Aided by the Vorontsovs, the Lunar Mandate Authority of Earth has seized control of the Moon. In Meridian, Jonathan is assassinated, and Marina returns to Earth. Ariel is summoned by the mastermind behind the brutal takeover: her brother Lucas. Duncan seeks Robson as leverage against Lucas, but Denny lets the boy flee with Wagner, and is exiled by Duncan. Lucas reclaims Boa Vista.

==Characters==

- Lucas Corta, former Managing Director of the Corta Hélio corporation and the Corta family's eldest surviving member
- Lucasinho Corta, Lucas' son and heir
- Wagner Corta, Lucas' youngest and only surviving brother
- Ariel Corta, Lucas' sister, a lawyer in the Court of Clavius
- Robson Corta, Rafa Corta's young son by Rachel Mackenzie
- Robert Mackenzie, centegenarian Mackenzie patriarch and founder of Mackenzie Metals
- Duncan Mackenzie, son of Robert and Alyssa, father to Rachel and Denny, and CEO of Mackenzie Metals
- Adrian Mackenzie, eldest son of Duncan Mackenzie and Apollonaire Vorontsov, husband to Jonathan Kayode
- Denny Mackenzie, son of Duncan and Apollonaire
- Bryce Mackenzie, Robert's son and Head of Finance of Mackenzie Metals
- Jade Sun, Robert's second wife, elder sister of Amanda Sun
- Darius Mackenzie, son of Robert and Jade
- Jonathan Kayode, Eagle of the Moon, president of the Lunar Development Corporation, husband to Adrian Mackenzie
- Cixi, Lady Sun, the Dowager of Taiyang, matriarch of the Sun family
- Lousika Asamoah, Rafa Corta's second wife
- Luna Corta, Lousika's young daughter by Rafa
- Marina Calzaghe, Ariel's bodyguard
- Vidhya Rao, a gender-neutral economist, consultant to Whitacre Goddard bank and member of the Lunarian Society and the Pavilion of the White Hare
- Hoang Lam Hung, Bryce's adopted son, and Robson's guardian
- Abena Asamoah, Lucasinho's lover
- Kojo Asamoah, one of Lucasinho's former male lovers, and Abena's brother
- Analiese Mackenzie, Wagner's lover
- Valery Vorontsov, patriarch of the Vorontsovs
- Grigori Vorontsov(a), one of Lucasinho's former lovers
- Dr.

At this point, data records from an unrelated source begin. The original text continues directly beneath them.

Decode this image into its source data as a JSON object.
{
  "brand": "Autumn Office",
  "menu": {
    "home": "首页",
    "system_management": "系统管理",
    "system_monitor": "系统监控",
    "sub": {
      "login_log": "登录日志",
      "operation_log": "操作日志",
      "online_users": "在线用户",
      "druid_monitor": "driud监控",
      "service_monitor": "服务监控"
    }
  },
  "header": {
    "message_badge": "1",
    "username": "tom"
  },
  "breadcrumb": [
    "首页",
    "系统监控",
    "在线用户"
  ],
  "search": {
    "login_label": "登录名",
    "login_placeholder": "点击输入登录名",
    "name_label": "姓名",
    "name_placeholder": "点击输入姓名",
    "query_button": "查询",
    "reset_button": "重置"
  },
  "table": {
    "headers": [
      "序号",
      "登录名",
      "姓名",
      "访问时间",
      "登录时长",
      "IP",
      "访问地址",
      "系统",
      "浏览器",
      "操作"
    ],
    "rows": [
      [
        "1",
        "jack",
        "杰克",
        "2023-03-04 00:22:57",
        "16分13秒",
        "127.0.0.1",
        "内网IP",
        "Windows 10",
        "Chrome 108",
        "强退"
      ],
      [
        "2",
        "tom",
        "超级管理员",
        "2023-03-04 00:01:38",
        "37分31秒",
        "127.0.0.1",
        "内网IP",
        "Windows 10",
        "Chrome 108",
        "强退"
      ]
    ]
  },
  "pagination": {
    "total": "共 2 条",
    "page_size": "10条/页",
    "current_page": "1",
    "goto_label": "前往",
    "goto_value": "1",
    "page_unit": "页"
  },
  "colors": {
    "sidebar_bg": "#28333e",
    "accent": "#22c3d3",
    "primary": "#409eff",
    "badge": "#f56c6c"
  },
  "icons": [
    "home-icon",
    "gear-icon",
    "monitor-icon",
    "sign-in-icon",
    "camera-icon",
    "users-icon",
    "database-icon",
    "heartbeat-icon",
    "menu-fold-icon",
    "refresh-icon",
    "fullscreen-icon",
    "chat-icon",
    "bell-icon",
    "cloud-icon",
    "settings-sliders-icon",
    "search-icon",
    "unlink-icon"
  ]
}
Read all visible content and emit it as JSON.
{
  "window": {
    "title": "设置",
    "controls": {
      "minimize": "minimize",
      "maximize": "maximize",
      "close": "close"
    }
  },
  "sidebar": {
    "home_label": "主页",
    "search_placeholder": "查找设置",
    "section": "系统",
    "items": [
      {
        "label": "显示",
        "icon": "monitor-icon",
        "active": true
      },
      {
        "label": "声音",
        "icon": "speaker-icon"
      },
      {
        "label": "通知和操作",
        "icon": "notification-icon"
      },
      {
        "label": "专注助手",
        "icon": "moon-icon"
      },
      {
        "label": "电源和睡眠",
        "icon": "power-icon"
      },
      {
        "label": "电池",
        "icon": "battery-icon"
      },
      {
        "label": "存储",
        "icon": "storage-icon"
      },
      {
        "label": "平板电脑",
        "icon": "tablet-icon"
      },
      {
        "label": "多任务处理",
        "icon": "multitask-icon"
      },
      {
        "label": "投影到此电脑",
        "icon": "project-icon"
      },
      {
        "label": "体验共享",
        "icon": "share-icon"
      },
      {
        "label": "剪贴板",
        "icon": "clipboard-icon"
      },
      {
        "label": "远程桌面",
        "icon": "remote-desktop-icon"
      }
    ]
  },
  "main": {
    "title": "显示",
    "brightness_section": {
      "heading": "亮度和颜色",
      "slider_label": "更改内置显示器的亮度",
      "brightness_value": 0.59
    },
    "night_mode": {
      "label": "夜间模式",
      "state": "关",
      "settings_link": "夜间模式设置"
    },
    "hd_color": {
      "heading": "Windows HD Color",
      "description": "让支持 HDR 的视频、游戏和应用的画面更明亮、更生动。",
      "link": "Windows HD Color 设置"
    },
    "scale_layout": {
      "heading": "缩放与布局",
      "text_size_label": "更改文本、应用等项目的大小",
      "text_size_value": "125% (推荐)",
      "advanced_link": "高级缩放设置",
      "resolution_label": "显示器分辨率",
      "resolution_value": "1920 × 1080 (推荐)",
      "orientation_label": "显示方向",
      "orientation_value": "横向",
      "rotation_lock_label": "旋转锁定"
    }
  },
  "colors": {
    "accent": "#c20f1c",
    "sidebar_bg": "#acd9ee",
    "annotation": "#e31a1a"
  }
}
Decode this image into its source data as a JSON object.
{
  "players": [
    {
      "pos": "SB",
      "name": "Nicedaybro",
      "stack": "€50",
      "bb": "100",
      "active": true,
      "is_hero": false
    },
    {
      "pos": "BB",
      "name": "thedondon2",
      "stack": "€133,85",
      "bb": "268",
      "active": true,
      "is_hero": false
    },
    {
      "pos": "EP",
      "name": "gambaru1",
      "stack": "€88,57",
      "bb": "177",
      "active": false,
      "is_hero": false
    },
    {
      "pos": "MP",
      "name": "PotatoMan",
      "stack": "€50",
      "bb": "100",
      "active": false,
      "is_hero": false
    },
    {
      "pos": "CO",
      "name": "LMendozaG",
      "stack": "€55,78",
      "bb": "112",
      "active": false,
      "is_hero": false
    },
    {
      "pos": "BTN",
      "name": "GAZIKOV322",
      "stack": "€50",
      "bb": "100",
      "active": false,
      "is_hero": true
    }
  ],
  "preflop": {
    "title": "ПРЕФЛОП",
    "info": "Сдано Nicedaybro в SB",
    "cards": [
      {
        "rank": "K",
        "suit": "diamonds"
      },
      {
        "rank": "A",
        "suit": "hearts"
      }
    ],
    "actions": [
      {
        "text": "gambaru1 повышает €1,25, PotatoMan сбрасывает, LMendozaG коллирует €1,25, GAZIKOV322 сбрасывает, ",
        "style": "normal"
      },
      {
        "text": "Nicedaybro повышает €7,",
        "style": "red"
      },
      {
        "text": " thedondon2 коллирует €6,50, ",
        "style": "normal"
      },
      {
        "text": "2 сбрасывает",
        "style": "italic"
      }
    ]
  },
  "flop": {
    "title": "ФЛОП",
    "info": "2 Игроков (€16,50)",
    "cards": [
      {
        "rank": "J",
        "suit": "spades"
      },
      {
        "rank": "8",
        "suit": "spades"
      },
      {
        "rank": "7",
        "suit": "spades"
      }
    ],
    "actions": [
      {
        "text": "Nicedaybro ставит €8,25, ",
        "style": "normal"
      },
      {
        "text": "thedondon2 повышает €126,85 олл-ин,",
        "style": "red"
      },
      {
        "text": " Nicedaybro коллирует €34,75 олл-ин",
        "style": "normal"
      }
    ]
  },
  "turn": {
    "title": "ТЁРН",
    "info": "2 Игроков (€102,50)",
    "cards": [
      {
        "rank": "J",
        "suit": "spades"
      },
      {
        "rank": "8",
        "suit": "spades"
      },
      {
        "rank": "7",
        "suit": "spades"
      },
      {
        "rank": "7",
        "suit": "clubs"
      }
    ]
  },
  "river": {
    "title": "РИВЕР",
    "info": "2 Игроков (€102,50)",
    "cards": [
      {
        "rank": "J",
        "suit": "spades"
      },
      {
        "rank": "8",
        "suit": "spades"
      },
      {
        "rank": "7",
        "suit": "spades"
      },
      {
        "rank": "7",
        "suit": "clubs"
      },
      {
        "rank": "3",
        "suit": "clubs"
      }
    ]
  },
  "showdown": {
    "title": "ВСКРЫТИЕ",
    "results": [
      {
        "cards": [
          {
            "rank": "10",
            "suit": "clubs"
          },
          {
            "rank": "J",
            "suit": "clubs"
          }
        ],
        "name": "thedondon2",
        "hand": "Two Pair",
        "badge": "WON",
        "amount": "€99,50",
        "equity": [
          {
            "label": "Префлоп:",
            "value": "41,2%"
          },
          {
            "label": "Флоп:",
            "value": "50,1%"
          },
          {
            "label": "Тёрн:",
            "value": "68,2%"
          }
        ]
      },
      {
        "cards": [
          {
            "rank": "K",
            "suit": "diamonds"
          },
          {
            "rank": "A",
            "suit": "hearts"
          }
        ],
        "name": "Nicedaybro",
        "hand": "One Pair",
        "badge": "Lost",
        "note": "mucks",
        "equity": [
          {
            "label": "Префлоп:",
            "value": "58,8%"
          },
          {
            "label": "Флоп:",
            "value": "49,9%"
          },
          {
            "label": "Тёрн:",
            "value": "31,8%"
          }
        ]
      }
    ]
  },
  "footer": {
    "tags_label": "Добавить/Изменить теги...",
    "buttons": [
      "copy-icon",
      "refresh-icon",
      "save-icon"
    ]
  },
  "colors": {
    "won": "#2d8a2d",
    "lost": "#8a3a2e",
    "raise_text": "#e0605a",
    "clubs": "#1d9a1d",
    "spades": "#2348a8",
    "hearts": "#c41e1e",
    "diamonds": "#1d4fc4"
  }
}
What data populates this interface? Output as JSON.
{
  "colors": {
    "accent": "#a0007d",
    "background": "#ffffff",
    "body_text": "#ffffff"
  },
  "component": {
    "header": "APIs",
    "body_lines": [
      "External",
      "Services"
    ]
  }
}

Galina Volikova, Lucas Corta's physician on Saints Peter and Paul
- Dr. Carolina Macaraeg, former personal physician to Adriano Corta

==Publication==
Luna: Wolf Moon is the second volume of a planned trilogy, following 2015's Luna: New Moon. McDonald said of the novel on Twitter in January 2016, "volume goes to 11 on this one". An excerpt was released at Tor.com on 6 March 2017.

Wolf Moon was released in paperback by Gollancz in the UK on 23 March 2017, and in hardcover by Tor in the US on 28 March 2017. The cover art is by Victor Mosquera.

==Reception==
Publishers Weekly called the novel "compelling", adding that "Each of McDonald's viewpoint characters is made human in fascinating and occasionally disturbing detail, and the solar system of the 22nd century is wonderfully delineated." Niall Alexander of Tor.com compares the remaining Cortas to the Starks of George R. R. Martin's A Song of Ice and Fire, and calls Wolf Moon "impossibly taut and profligate with plot". He wrote of the novel's pace and building tension, "It's relentless ... Ever so exhilarating, but also exhausting, at points. But it's not for nothing—for every plot point and every character arc there's either payoff or the promise of—and happily, there are ... moments of much-needed relief."

===Awards and nominations===
Luna: Wolf Moon was nominated for the 2018 Locus Award for Best Science Fiction Novel.